21 September 2015

Where the Sidewalk Doesn't End

One of these days we will no longer be living in Belgium and for the record, I don't want to forget some important things, both good and not so good, about living here. 

Today it's the infrastructure.

I can walk from my front door to probably anywhere in Belgium by sidewalk or walking path.  I can also go by bike most anywhere I want, on a dedicated bike lane.  

It's not perfect, but for the most part, Belgium got this one right.  

From our front door, down a sidewalk about a block is this nice walking path . . .

that continues for over a mile.  Only bikers and pedestrians use it so it's really nice for walking the dog.

Biking and walking are not only encouraged, they're protected.  Every neighborhood street, every city street, even the major 5-lane roads provide a safe lane, away from traffic, for walking and/or biking. 

Like this one of many, for example.  It's the path I take when I want to go to the garden center by bike or on foot.  Completely protected from that major 4-lane road by that nifty tunnel.  There's a tunnel like this one at every major intersection to the main highway.

These are typical streets in our neighborhood where I walk nearly every day.

They are almost always tree-lined and the trees are both planted and maintained by the city.

There are always sidewalks on both sides of the street.  Those bushes around the trees are lavender.  They had already started to dry when I took this photo, but they are really bright purple earlier in the summer. They, too, are planted and maintained by the city.

This is definitely the typical house and garden in our neighborhood.  Very neat and manicured.  Actually, that's 3 houses.

Another typical residential street - trees, sidewalks, row houses.

This is the other end of that same street.  Houses are usually connected in twos, threes or fours.  Each one different architecturally.  This one in the picture is two single-family homes, but they are connected by one wall.  

The back will often look like this with each having their own little backyard like we do.

Here's our house from the back.  Since we live on a commercial street and not a residential street, our houses are connected by an entire city block.  In this one picture, in addition to our house, you can see one house on the left and two houses on the right.

This is a typical sidewalk and landscape between two sets of row houses.  Every inch manicured and green!

This street is right around the corner from our house.  It's busy and not a typical neighborhood street, but also not quite as commercial as our street.  You can see quite a few houses connected.  These aren't apartments, but row houses and they are bigger than they look.

There's one for sale in this photo - the red brick one.  I looked it up and it's about 2200 sq ft for $475,000. A day or two later I noticed it had already sold.

In the winter, these trees will be cut back severely, but they come right back out in the spring.

This is the elementary school at the end of that street in the previous photo.  Sidewalks and crosswalks make it easy for parents to walk or bike their kids to school and most do because it's much easier than finding a parking place!

When we lived in Ruston - within minutes of La. Tech, Starbucks, Mae Mae & Pop's -  never could we go by bike or on foot.  It's too dangerous.  

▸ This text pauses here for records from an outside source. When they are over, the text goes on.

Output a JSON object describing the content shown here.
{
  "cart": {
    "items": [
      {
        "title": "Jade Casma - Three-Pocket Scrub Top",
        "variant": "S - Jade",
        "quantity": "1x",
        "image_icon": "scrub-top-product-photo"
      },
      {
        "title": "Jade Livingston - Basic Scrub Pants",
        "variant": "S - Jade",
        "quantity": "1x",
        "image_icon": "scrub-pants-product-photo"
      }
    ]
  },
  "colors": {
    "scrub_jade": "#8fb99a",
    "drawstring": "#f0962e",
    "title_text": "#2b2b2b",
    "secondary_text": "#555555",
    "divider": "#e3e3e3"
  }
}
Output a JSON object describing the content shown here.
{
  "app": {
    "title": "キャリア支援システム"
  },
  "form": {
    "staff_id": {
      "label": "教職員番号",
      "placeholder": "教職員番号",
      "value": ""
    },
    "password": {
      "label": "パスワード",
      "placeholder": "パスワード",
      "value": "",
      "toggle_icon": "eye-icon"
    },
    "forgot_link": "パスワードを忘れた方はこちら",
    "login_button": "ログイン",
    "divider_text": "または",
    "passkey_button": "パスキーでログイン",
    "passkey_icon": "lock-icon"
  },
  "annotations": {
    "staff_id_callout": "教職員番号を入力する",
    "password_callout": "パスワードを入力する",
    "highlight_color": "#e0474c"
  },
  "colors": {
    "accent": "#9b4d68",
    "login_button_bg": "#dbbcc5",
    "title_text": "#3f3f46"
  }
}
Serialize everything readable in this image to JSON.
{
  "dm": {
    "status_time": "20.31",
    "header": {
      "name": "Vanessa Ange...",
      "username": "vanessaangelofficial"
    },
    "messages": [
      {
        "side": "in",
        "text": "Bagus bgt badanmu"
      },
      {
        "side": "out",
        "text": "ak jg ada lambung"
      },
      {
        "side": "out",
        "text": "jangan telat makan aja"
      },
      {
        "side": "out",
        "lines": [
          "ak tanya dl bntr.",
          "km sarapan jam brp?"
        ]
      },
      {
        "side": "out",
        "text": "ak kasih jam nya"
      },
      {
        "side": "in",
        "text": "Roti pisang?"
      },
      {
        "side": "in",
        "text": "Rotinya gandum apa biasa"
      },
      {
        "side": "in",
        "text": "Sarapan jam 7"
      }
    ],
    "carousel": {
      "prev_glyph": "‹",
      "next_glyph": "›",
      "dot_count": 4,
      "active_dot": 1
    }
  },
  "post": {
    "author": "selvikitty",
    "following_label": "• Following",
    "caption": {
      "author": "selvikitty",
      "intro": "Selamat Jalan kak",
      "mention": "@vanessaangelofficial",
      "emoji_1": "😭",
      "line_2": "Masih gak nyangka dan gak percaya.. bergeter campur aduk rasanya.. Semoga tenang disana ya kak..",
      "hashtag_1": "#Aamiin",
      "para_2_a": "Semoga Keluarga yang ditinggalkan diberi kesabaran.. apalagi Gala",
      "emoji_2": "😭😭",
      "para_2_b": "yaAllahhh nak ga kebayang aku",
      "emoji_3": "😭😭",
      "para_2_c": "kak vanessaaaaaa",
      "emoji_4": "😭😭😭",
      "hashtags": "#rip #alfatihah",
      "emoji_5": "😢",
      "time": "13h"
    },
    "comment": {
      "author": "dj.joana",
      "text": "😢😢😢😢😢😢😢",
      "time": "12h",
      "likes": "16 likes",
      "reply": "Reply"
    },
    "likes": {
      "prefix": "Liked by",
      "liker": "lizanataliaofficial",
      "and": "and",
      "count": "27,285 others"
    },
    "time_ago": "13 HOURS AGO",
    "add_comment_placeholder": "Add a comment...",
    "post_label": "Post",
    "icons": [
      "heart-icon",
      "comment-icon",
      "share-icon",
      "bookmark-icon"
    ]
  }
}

Randi lives just minutes from shopping and school and church, but can't consider walking or biking to any of them.  This unfortunate circumstance is officially called "car dependent" in the real estate sector and it's a damn shame.

16 September 2015

Out and About in Limburg

Limburg is a province and Hasselt is the capital.  Sort of equivalent to Louisiana and Baton Rouge.

A couple of weekends ago, the weather was really nice, so we got out and explored several places around Limburg.

This is a sale held annually to buy all sorts of mostly fowl - mostly chickens and ducks.

The quintessential chicken.

This tree had several of these huge mushrooms growing on it and they were emitting dust - you can see it piled up on the ground below.  I think they're called bracket fungi.

Next we visited Domein Kiewit.  We've taken Frazier and Norma Grace here before to see the animals - sheep, goats, rabbits.

Future project?

They have this nice little cafe and we couldn't resist having a drink on the sunny terrace.

We could hear planes so we followed the noise . . .

and found an open house going on at the Kiewit airfield - oldest in Belgium.

Hasselt held an arts fair along the "green boulevard" so we checked it out.  The green boulevard is the walking/biking ring that completely circles the city.

We also visited the C-mine in Genk.  It's an old coal mine that the city of Genk has restored as a tourist attraction.  They offer an underground tour.  We decided to wait for a chilly, rainy day for that and not waste this pretty day underground!

Ross had read about this labyrinth at the C-mine.

It is really huge - all the walls are steel.  Pretty elaborate undertaking.

Inside the mine-turned-tourist attraction was a photo exhibit of the team members of the Belgian soccer team - The Red Devils.

Fantastic pictures in sepia.

Last, we visited another open house.

It's the home and garden of a local landscape architect.

This pergola is made from sycamore trees trained to run on top of this grid.

I took a lot of pictures of this garden . . . because this garden is amazing and beautiful and for inspiration.  I would love to have one similar to this one day!

Dina Deferme - of course we bought her book.